Die Sportabteilung des französischen Herstellers hat mal wieder so richtig einen rausgehauen und mit dem Mégane R.S. erneut einen Kracher auf die Räder gestellt.

Für einmal ist sich die versammelte Fachjournaille einig: Der neue Renault Mégane R.S. ist der bestaussehende der aktuellen Hot Hatchbacks. Der beste der frontgetriebenen Kompaktsportler ist er indes nicht – auch hier fällt das Urteil einstimmig aus, da steht ihm der überragende Honda Civic R-Type vor der Sonne. Doch der potente Franzose folgt dicht dahinter.

Wir haben gerade ein paar schnelle Runden auf dem Racetrack im spanischen Jerez gedreht und konnten dabei das volle Spektrum des neuen Mégane R.S. ausloten. Mit 280 PS aus einem neu entwickelten 1,8-Liter-4-Zylinder-Turbobenziner steht der Renault nicht an der Spitze des Segments, auch da liegt der Honda vorne. Mit einem Drehmoment von 390 Newtonmetern zwischen 2400 und 4800 Umdrehungen positioniert sich der schnelle Franzose aber sehr gut in seiner Klasse.

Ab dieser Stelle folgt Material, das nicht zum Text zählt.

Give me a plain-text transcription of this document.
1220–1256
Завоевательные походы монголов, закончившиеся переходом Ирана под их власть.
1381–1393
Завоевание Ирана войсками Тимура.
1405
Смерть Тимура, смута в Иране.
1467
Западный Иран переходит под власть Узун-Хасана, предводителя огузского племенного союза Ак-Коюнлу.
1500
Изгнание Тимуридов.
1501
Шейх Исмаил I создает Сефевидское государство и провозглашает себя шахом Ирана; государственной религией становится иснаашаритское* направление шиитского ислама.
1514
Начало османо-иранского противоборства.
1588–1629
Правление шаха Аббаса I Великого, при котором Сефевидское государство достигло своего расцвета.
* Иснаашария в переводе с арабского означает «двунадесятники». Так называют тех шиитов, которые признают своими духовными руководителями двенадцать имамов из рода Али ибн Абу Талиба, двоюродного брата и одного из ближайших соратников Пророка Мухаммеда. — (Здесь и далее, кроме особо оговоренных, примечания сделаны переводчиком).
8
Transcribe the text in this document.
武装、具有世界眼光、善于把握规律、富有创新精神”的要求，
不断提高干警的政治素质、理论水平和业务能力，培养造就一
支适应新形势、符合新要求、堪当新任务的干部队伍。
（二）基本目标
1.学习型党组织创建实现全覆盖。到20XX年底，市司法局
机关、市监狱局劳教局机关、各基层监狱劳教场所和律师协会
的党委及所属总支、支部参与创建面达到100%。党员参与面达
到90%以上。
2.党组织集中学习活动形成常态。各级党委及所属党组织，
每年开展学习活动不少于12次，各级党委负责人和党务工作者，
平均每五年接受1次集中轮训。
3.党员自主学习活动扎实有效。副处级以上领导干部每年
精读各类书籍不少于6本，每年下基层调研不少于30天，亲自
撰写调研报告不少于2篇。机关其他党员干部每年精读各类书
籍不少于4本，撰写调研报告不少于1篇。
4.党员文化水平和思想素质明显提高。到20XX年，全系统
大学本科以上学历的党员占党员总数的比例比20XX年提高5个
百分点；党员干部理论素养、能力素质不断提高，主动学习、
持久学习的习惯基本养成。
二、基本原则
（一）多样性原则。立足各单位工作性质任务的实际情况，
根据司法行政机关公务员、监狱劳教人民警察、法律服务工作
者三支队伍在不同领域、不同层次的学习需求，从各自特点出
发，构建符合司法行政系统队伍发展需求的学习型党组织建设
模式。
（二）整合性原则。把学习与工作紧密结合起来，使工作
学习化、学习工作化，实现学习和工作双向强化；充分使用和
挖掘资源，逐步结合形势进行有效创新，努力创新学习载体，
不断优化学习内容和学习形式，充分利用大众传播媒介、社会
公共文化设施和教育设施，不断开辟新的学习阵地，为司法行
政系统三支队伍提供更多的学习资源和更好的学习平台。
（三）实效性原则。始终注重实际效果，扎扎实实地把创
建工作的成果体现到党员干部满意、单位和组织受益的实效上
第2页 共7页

Was uns besonders gefällt: das von R.S.-Modellen bekannte, sehr lebendige, ungefilterte Fahrverhalten. Im Race-Modus, wenn die Stabilitätskontrolle ausgeschaltet ist, die Gasannahme und das gesamte Set-up giftig werden, dann tänzelt der Renault auf der Bremse, dann schiebt er in schnellen Kurven schon mal das Heck nach aussen, dann spürt der Fahrer in jeder Situation die grandios gelungene Abstimmung des Fahrwerks.

Sportlich geübte Fahrer haben so ein Dauergrinsen im Gesicht – andere sollten es beim Sport-Modus belassen, dann bietet der R.S. immer noch sehr viel Fahrspass, greift im Notfall aber schützend ein. Wobei der Renault so gutmütig ist, dass dies eher nicht der Fall sein sollte.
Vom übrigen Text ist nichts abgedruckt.